Observe and confirm compliance of the Center's medical procedures as they affect the safety of
the donors and the collected plasma.
Responsible for the certification, training and performance of the center medical staff as it
pertains to the donor assessment and to compliance with the company's policies and procedures.
Provide additional necessary training, re-certification and corrective actions for the center's
medical staff, in collaboration with the training department.
Perform the required physical examination for donors.
Review donor's related documents carefully.
Carefully explain the Informed Consent and witness the donor's signature on the form.
In a private and confidential setting, discuss the high-risk behavior educational material and
definitions of high-risk behavior categories in order to provide the donor with the ability to self exclude
from donating.
Participate in the notification and counselling of donors found to be positive for various
infectious disease markers such as HBV, HIV, HCV, syphilis, and other required tests.
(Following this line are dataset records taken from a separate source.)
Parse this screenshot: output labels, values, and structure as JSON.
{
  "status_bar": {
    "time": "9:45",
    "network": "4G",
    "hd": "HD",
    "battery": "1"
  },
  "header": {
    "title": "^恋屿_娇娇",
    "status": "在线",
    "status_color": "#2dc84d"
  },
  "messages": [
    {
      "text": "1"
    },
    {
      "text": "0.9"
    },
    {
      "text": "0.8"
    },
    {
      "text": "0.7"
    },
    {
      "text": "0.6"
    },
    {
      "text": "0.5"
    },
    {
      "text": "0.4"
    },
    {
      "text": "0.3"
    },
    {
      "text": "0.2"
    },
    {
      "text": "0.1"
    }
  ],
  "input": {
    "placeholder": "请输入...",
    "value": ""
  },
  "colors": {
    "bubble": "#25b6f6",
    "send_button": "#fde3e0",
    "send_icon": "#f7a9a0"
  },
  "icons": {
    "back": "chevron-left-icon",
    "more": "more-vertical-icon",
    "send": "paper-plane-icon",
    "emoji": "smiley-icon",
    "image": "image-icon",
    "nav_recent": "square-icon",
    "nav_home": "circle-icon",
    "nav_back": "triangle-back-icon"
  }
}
Management of Donor Adverse Event Reactions and the appropriate level of care.
Timely review of accumulated data to confirm established donor suitability, donor safety and
product safety.
Review the accumulated laboratory data of SPE, syphilis and Total Protein results in a timely
basis, as well as the collection records, to determine whether the donor should be deferred for
further donation.
Approve a donor whose SPE results were abnormal for plasmapheresis when normal results are
obtained
Recommend changes and improvements to Standard Operating Procedures.
Provide education sessions to the center medical staff according to the company's Standard
Operating Procedures (SOP).
Learn, understand and be independent working with the PDS (Plasma Donor System).
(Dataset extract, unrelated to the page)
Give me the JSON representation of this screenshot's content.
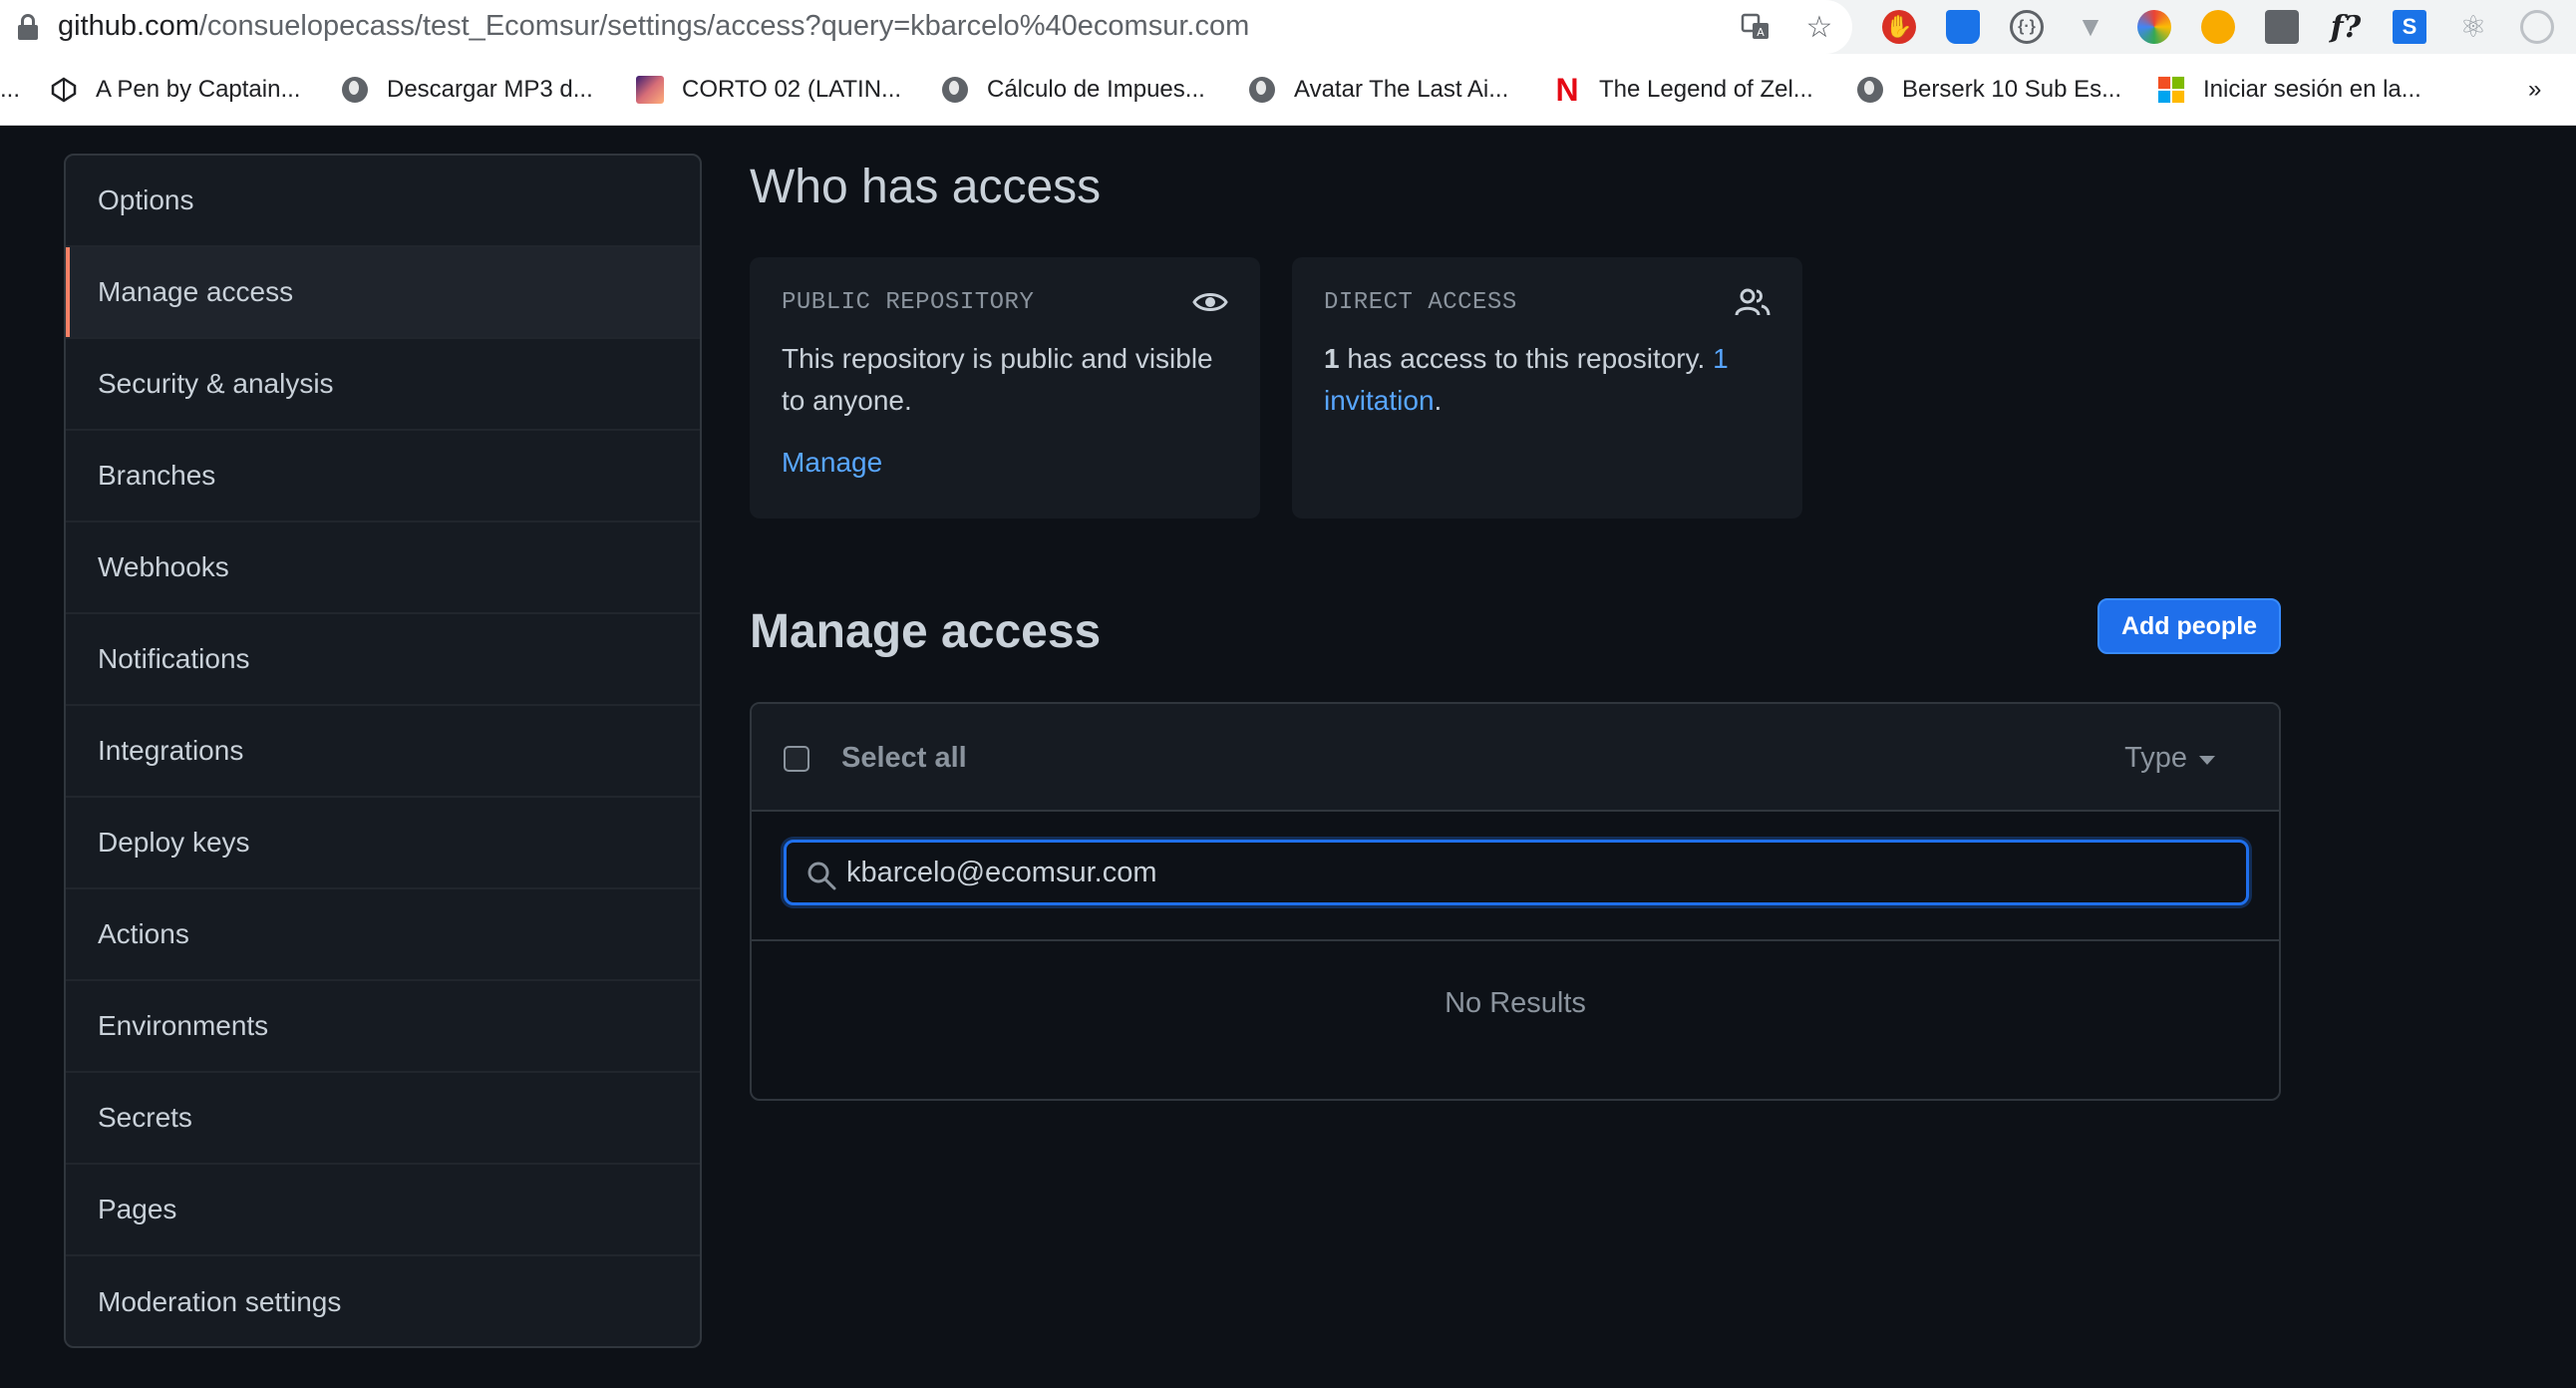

Follows all GMP and good documentation practice guidelines.
Review the QA reports for timely and appropriate actions on moderate complexity procedures
for test problems.

Grifols Egypt for plasma derivatives is a joint-venture (JV) company between the Egyptian Government, through the National Service Projects Organization (NSPO) and Grifols, the global leader in plasma medicines with more than 110 years of contribution to improving the health and well-being of people.
This joint venture is the first of its kind in the plasma industry and the first-ever Egyptian source member of the Plasma Protein Therapeutics Association (PPTA). GEPD is a groundbreaking global public-private alliance that will benefit the entire region.
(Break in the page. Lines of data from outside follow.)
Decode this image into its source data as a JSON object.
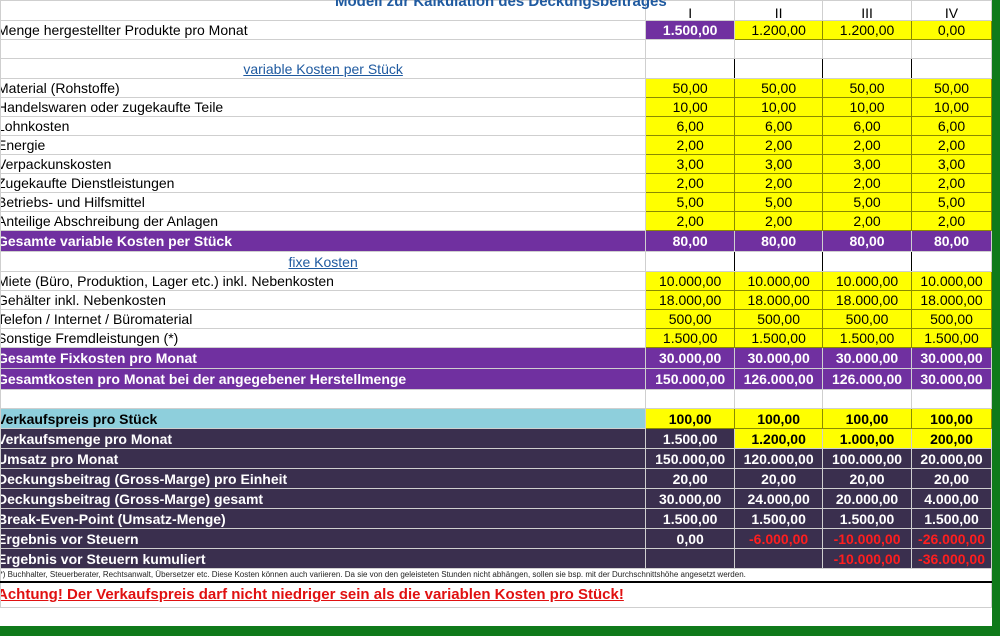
{
  "title": "Modell zur Kalkulation des Deckungsbeitrages",
  "columns": [
    "I",
    "II",
    "III",
    "IV"
  ],
  "menge": {
    "label": "Menge hergestellter Produkte pro Monat",
    "values": [
      "1.500,00",
      "1.200,00",
      "1.200,00",
      "0,00"
    ]
  },
  "variable": {
    "section": "variable Kosten per Stück",
    "rows": [
      {
        "label": "Material (Rohstoffe)",
        "values": [
          "50,00",
          "50,00",
          "50,00",
          "50,00"
        ]
      },
      {
        "label": "Handelswaren oder zugekaufte Teile",
        "values": [
          "10,00",
          "10,00",
          "10,00",
          "10,00"
        ]
      },
      {
        "label": "Lohnkosten",
        "values": [
          "6,00",
          "6,00",
          "6,00",
          "6,00"
        ]
      },
      {
        "label": "Energie",
        "values": [
          "2,00",
          "2,00",
          "2,00",
          "2,00"
        ]
      },
      {
        "label": "Verpackunskosten",
        "values": [
          "3,00",
          "3,00",
          "3,00",
          "3,00"
        ]
      },
      {
        "label": "Zugekaufte Dienstleistungen",
        "values": [
          "2,00",
          "2,00",
          "2,00",
          "2,00"
        ]
      },
      {
        "label": "Betriebs- und Hilfsmittel",
        "values": [
          "5,00",
          "5,00",
          "5,00",
          "5,00"
        ]
      },
      {
        "label": "Anteilige Abschreibung der Anlagen",
        "values": [
          "2,00",
          "2,00",
          "2,00",
          "2,00"
        ]
      }
    ],
    "total": {
      "label": "Gesamte variable Kosten per Stück",
      "values": [
        "80,00",
        "80,00",
        "80,00",
        "80,00"
      ]
    }
  },
  "fixe": {
    "section": "fixe Kosten",
    "rows": [
      {
        "label": "Miete (Büro, Produktion, Lager etc.) inkl. Nebenkosten",
        "values": [
          "10.000,00",
          "10.000,00",
          "10.000,00",
          "10.000,00"
        ]
      },
      {
        "label": "Gehälter inkl. Nebenkosten",
        "values": [
          "18.000,00",
          "18.000,00",
          "18.000,00",
          "18.000,00"
        ]
      },
      {
        "label": "Telefon / Internet / Büromaterial",
        "values": [
          "500,00",
          "500,00",
          "500,00",
          "500,00"
        ]
      },
      {
        "label": "Sonstige Fremdleistungen (*)",
        "values": [
          "1.500,00",
          "1.500,00",
          "1.500,00",
          "1.500,00"
        ]
      }
    ],
    "total": {
      "label": "Gesamte Fixkosten pro Monat",
      "values": [
        "30.000,00",
        "30.000,00",
        "30.000,00",
        "30.000,00"
      ]
    },
    "gesamt": {
      "label": "Gesamtkosten pro Monat bei der angegebener Herstellmenge",
      "values": [
        "150.000,00",
        "126.000,00",
        "126.000,00",
        "30.000,00"
      ]
    }
  },
  "verkauf": {
    "preis": {
      "label": "Verkaufspreis pro Stück",
      "values": [
        "100,00",
        "100,00",
        "100,00",
        "100,00"
      ]
    },
    "rows": [
      {
        "label": "Verkaufsmenge pro Monat",
        "values": [
          "1.500,00",
          "1.200,00",
          "1.000,00",
          "200,00"
        ]
      },
      {
        "label": "Umsatz pro Monat",
        "values": [
          "150.000,00",
          "120.000,00",
          "100.000,00",
          "20.000,00"
        ]
      },
      {
        "label": "Deckungsbeitrag (Gross-Marge) pro Einheit",
        "values": [
          "20,00",
          "20,00",
          "20,00",
          "20,00"
        ]
      },
      {
        "label": "Deckungsbeitrag (Gross-Marge) gesamt",
        "values": [
          "30.000,00",
          "24.000,00",
          "20.000,00",
          "4.000,00"
        ]
      },
      {
        "label": "Break-Even-Point (Umsatz-Menge)",
        "values": [
          "1.500,00",
          "1.500,00",
          "1.500,00",
          "1.500,00"
        ]
      },
      {
        "label": "Ergebnis vor Steuern",
        "values": [
          "0,00",
          "-6.000,00",
          "-10.000,00",
          "-26.000,00"
        ]
      },
      {
        "label": "Ergebnis vor Steuern kumuliert",
        "values": [
          "",
          "",
          "-10.000,00",
          "-36.000,00"
        ]
      }
    ]
  },
  "footnote": "(*) Buchhalter, Steuerberater, Rechtsanwalt, Übersetzer etc. Diese Kosten können auch variieren. Da sie von den geleisteten Stunden nicht abhängen, sollen sie bsp. mit der Durchschnittshöhe angesetzt werden.",
  "warning": "Achtung! Der Verkaufspreis darf nicht niedriger sein als die variablen Kosten pro Stück!",
  "colors": {
    "frame": "#0f7a1a",
    "purple": "#7030a0",
    "dark": "#3a2f4e",
    "yellow": "#ffff00",
    "lightblue": "#8ecfdc",
    "red": "#ff1e1e"
  }
}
GEPD is committed to developing the plasma medicines market and achieving self-sufficiency in these critical therapies, which is crucial for the Egyptian healthcare system.
We are combining the expertise of both shareholders to build and operate 20 plasma donation centers throughout Egypt, along with manufacturing facilities including fractionation, purification, and fill-and-finish plants with a processing capacity of up to 1 million liters of plasma annually that can double in the future.
The new manufacturing facility will include a plasma warehouse and a testing laboratory. It will occupy 105,000 square meters strategically located in the administrative capital’s medical city, adjoining various healthcare institutions.